Was bedeutet das für jedes einzeln-Es, dass ALLES (nur!?) wahrscheinlich ist, aber nichts sicher? Zugegeben, es gibt seeeehhhr hohe Wahrscheinlichkeiten, wie zum Beispiel die, dass die Sonne morgen auch noch daIst, aber auch diese Wahrscheinlichkeit ist niemals 100 Prozent. Niemals.

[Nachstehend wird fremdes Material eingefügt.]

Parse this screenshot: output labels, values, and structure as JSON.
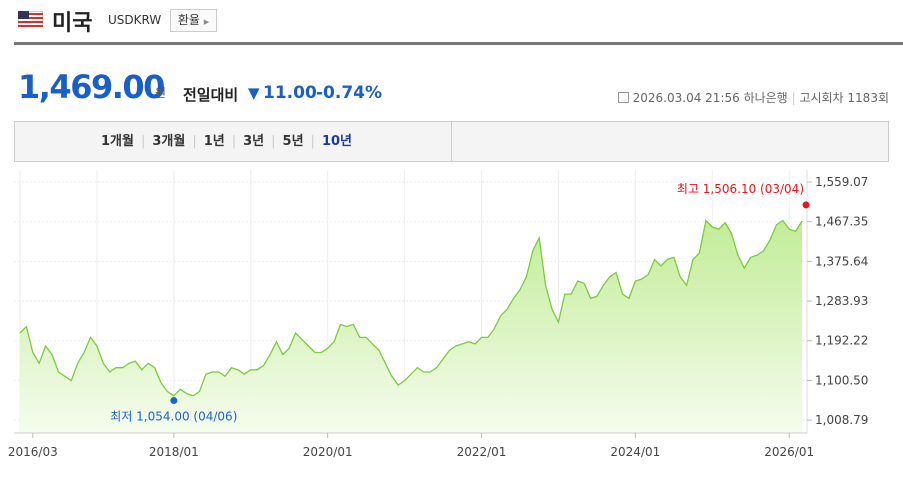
{
  "header": {
    "title": "미국",
    "code": "USDKRW",
    "button": "환율"
  },
  "quote": {
    "price": "1,469.00",
    "unit": "원",
    "change_label": "전일대비",
    "change": "11.00",
    "change_pct": "-0.74%",
    "datetime": "2026.03.04 21:56",
    "bank": "하나은행",
    "round": "고시회차 1183회"
  },
  "tabs": [
    "1개월",
    "3개월",
    "1년",
    "3년",
    "5년",
    "10년"
  ],
  "active_tab": 5,
  "chart_data": {
    "type": "area",
    "color": "#7acc3a",
    "fill_top": "#c2ec98",
    "fill_bottom": "#f5fcee",
    "x": [
      "2016/01",
      "2016/02",
      "2016/03",
      "2016/04",
      "2016/05",
      "2016/06",
      "2016/07",
      "2016/08",
      "2016/09",
      "2016/10",
      "2016/11",
      "2016/12",
      "2017/01",
      "2017/02",
      "2017/03",
      "2017/04",
      "2017/05",
      "2017/06",
      "2017/07",
      "2017/08",
      "2017/09",
      "2017/10",
      "2017/11",
      "2017/12",
      "2018/01",
      "2018/02",
      "2018/03",
      "2018/04",
      "2018/05",
      "2018/06",
      "2018/07",
      "2018/08",
      "2018/09",
      "2018/10",
      "2018/11",
      "2018/12",
      "2019/01",
      "2019/02",
      "2019/03",
      "2019/04",
      "2019/05",
      "2019/06",
      "2019/07",
      "2019/08",
      "2019/09",
      "2019/10",
      "2019/11",
      "2019/12",
      "2020/01",
      "2020/02",
      "2020/03",
      "2020/04",
      "2020/05",
      "2020/06",
      "2020/07",
      "2020/08",
      "2020/09",
      "2020/10",
      "2020/11",
      "2020/12",
      "2021/01",
      "2021/02",
      "2021/03",
      "2021/04",
      "2021/05",
      "2021/06",
      "2021/07",
      "2021/08",
      "2021/09",
      "2021/10",
      "2021/11",
      "2021/12",
      "2022/01",
      "2022/02",
      "2022/03",
      "2022/04",
      "2022/05",
      "2022/06",
      "2022/07",
      "2022/08",
      "2022/09",
      "2022/10",
      "2022/11",
      "2022/12",
      "2023/01",
      "2023/02",
      "2023/03",
      "2023/04",
      "2023/05",
      "2023/06",
      "2023/07",
      "2023/08",
      "2023/09",
      "2023/10",
      "2023/11",
      "2023/12",
      "2024/01",
      "2024/02",
      "2024/03",
      "2024/04",
      "2024/05",
      "2024/06",
      "2024/07",
      "2024/08",
      "2024/09",
      "2024/10",
      "2024/11",
      "2024/12",
      "2025/01",
      "2025/02",
      "2025/03",
      "2025/04",
      "2025/05",
      "2025/06",
      "2025/07",
      "2025/08",
      "2025/09",
      "2025/10",
      "2025/11",
      "2025/12",
      "2026/01",
      "2026/02",
      "2026/03"
    ],
    "values": [
      1210,
      1225,
      1165,
      1140,
      1180,
      1160,
      1120,
      1110,
      1100,
      1140,
      1165,
      1200,
      1180,
      1140,
      1120,
      1130,
      1130,
      1140,
      1145,
      1125,
      1140,
      1130,
      1095,
      1075,
      1065,
      1080,
      1070,
      1065,
      1075,
      1115,
      1120,
      1120,
      1110,
      1130,
      1125,
      1115,
      1125,
      1125,
      1135,
      1160,
      1190,
      1160,
      1175,
      1210,
      1195,
      1180,
      1165,
      1165,
      1175,
      1190,
      1230,
      1225,
      1230,
      1200,
      1200,
      1185,
      1170,
      1140,
      1110,
      1090,
      1100,
      1115,
      1130,
      1120,
      1120,
      1130,
      1150,
      1170,
      1180,
      1185,
      1190,
      1185,
      1200,
      1200,
      1220,
      1250,
      1265,
      1290,
      1310,
      1340,
      1400,
      1430,
      1320,
      1265,
      1235,
      1300,
      1300,
      1330,
      1325,
      1290,
      1295,
      1320,
      1340,
      1350,
      1300,
      1290,
      1330,
      1335,
      1345,
      1380,
      1365,
      1380,
      1385,
      1340,
      1320,
      1380,
      1395,
      1470,
      1455,
      1450,
      1465,
      1440,
      1390,
      1360,
      1385,
      1390,
      1400,
      1425,
      1460,
      1470,
      1450,
      1445,
      1469
    ],
    "xticks": [
      "2016/03",
      "2018/01",
      "2020/01",
      "2022/01",
      "2024/01",
      "2026/01"
    ],
    "ylim": [
      979,
      1559.07
    ],
    "yticks": [
      {
        "value": 1008.79,
        "label": "1,008.79"
      },
      {
        "value": 1100.5,
        "label": "1,100.50"
      },
      {
        "value": 1192.22,
        "label": "1,192.22"
      },
      {
        "value": 1283.93,
        "label": "1,283.93"
      },
      {
        "value": 1375.64,
        "label": "1,375.64"
      },
      {
        "value": 1467.35,
        "label": "1,467.35"
      },
      {
        "value": 1559.07,
        "label": "1,559.07"
      }
    ],
    "grid": true,
    "annotations": [
      {
        "text": "최고 1,506.10 (03/04)",
        "value": 1506.1,
        "color": "#e8141e",
        "position": "last"
      },
      {
        "text": "최저 1,054.00 (04/06)",
        "value": 1054,
        "color": "#1d63c9",
        "position": "min"
      }
    ]
  }
}
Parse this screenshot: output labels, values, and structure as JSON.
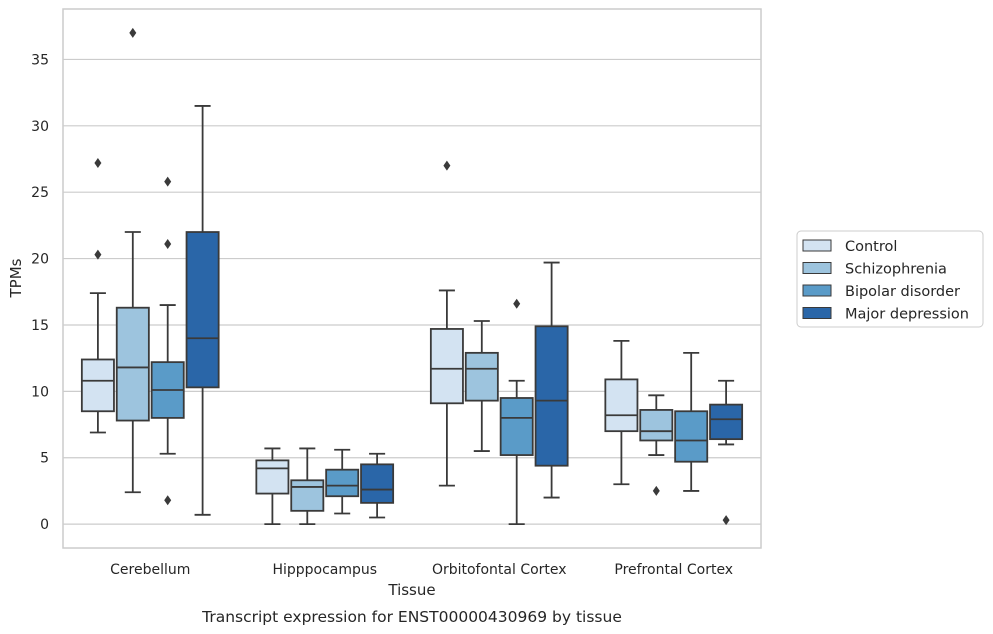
{
  "chart_data": {
    "type": "box",
    "title": "",
    "caption": "Transcript expression for ENST00000430969 by tissue",
    "xlabel": "Tissue",
    "ylabel": "TPMs",
    "ylim": [
      -1.8,
      38.8
    ],
    "yticks": [
      0,
      5,
      10,
      15,
      20,
      25,
      30,
      35
    ],
    "grid": "horizontal",
    "legend_position": "right",
    "categories": [
      "Cerebellum",
      "Hipppocampus",
      "Orbitofontal Cortex",
      "Prefrontal Cortex"
    ],
    "series": [
      {
        "name": "Control",
        "color": "#d3e3f2",
        "boxes": [
          {
            "whislo": 6.9,
            "q1": 8.5,
            "med": 10.8,
            "q3": 12.4,
            "whishi": 17.4,
            "fliers": [
              20.3,
              27.2
            ]
          },
          {
            "whislo": 0.0,
            "q1": 2.3,
            "med": 4.2,
            "q3": 4.8,
            "whishi": 5.7,
            "fliers": []
          },
          {
            "whislo": 2.9,
            "q1": 9.1,
            "med": 11.7,
            "q3": 14.7,
            "whishi": 17.6,
            "fliers": [
              27.0
            ]
          },
          {
            "whislo": 3.0,
            "q1": 7.0,
            "med": 8.2,
            "q3": 10.9,
            "whishi": 13.8,
            "fliers": []
          }
        ]
      },
      {
        "name": "Schizophrenia",
        "color": "#9dc4de",
        "boxes": [
          {
            "whislo": 2.4,
            "q1": 7.8,
            "med": 11.8,
            "q3": 16.3,
            "whishi": 22.0,
            "fliers": [
              37.0
            ]
          },
          {
            "whislo": 0.0,
            "q1": 1.0,
            "med": 2.8,
            "q3": 3.3,
            "whishi": 5.7,
            "fliers": []
          },
          {
            "whislo": 5.5,
            "q1": 9.3,
            "med": 11.7,
            "q3": 12.9,
            "whishi": 15.3,
            "fliers": []
          },
          {
            "whislo": 5.2,
            "q1": 6.3,
            "med": 7.0,
            "q3": 8.6,
            "whishi": 9.7,
            "fliers": [
              2.5
            ]
          }
        ]
      },
      {
        "name": "Bipolar disorder",
        "color": "#5a9bc8",
        "boxes": [
          {
            "whislo": 5.3,
            "q1": 8.0,
            "med": 10.1,
            "q3": 12.2,
            "whishi": 16.5,
            "fliers": [
              1.8,
              21.1,
              25.8
            ]
          },
          {
            "whislo": 0.8,
            "q1": 2.1,
            "med": 2.9,
            "q3": 4.1,
            "whishi": 5.6,
            "fliers": []
          },
          {
            "whislo": 0.0,
            "q1": 5.2,
            "med": 8.0,
            "q3": 9.5,
            "whishi": 10.8,
            "fliers": [
              16.6
            ]
          },
          {
            "whislo": 2.5,
            "q1": 4.7,
            "med": 6.3,
            "q3": 8.5,
            "whishi": 12.9,
            "fliers": []
          }
        ]
      },
      {
        "name": "Major depression",
        "color": "#2a66a8",
        "boxes": [
          {
            "whislo": 0.7,
            "q1": 10.3,
            "med": 14.0,
            "q3": 22.0,
            "whishi": 31.5,
            "fliers": []
          },
          {
            "whislo": 0.5,
            "q1": 1.6,
            "med": 2.6,
            "q3": 4.5,
            "whishi": 5.3,
            "fliers": []
          },
          {
            "whislo": 2.0,
            "q1": 4.4,
            "med": 9.3,
            "q3": 14.9,
            "whishi": 19.7,
            "fliers": []
          },
          {
            "whislo": 6.0,
            "q1": 6.4,
            "med": 7.9,
            "q3": 9.0,
            "whishi": 10.8,
            "fliers": [
              0.3
            ]
          }
        ]
      }
    ],
    "colors": {
      "line": "#3a3a3a",
      "grid": "#cccccc",
      "frame": "#cccccc"
    }
  }
}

Und das dollste ist, diese Verhältnismässigkeit ist in uns erdmondliche LebeWesen "eingepreist / eingespeist", in jed-Es erdmondliche LebeWesen, von der Amöbe bis zum Zitteraal.
Wir sind Wahrscheinlich. 

Ist das nicht fantastisch?
Sie mögen jetzt denken, das sei Wortspielerei oder gar Unsinn, mitnichten, es ist Ernst. Sie und *ich sind für eine kurze RaumZeit-Dauer wahrscheinlich da, oder auch: Sie und *ich, Wir sind wahrscheinlich für eine kurze RaumZeit-Spanne anwesend. Sie erkennen, das DaSein in der Wahrscheinlichkeit, widerspricht nicht der Anwesenheit darIn.

Wie beschreibe *ich es nur so einfach verständlich, wie möglich? 
Vielleicht so: In jeder Wahrscheinlichkeit, sei sie auch noch so gering, ist das wahr werden, ist das eintreffen des berechneten Ereignisses / Ergebnisses enthalten, so gering es auch erscheinen mag.

Meine Zeugung war so ein fast unmögliches Ereignis, jedoch: *ich bin da.
Und zwar Heute auf den Tag genau vor 56 Jahren aus dem Mutterbauch geschlüpft.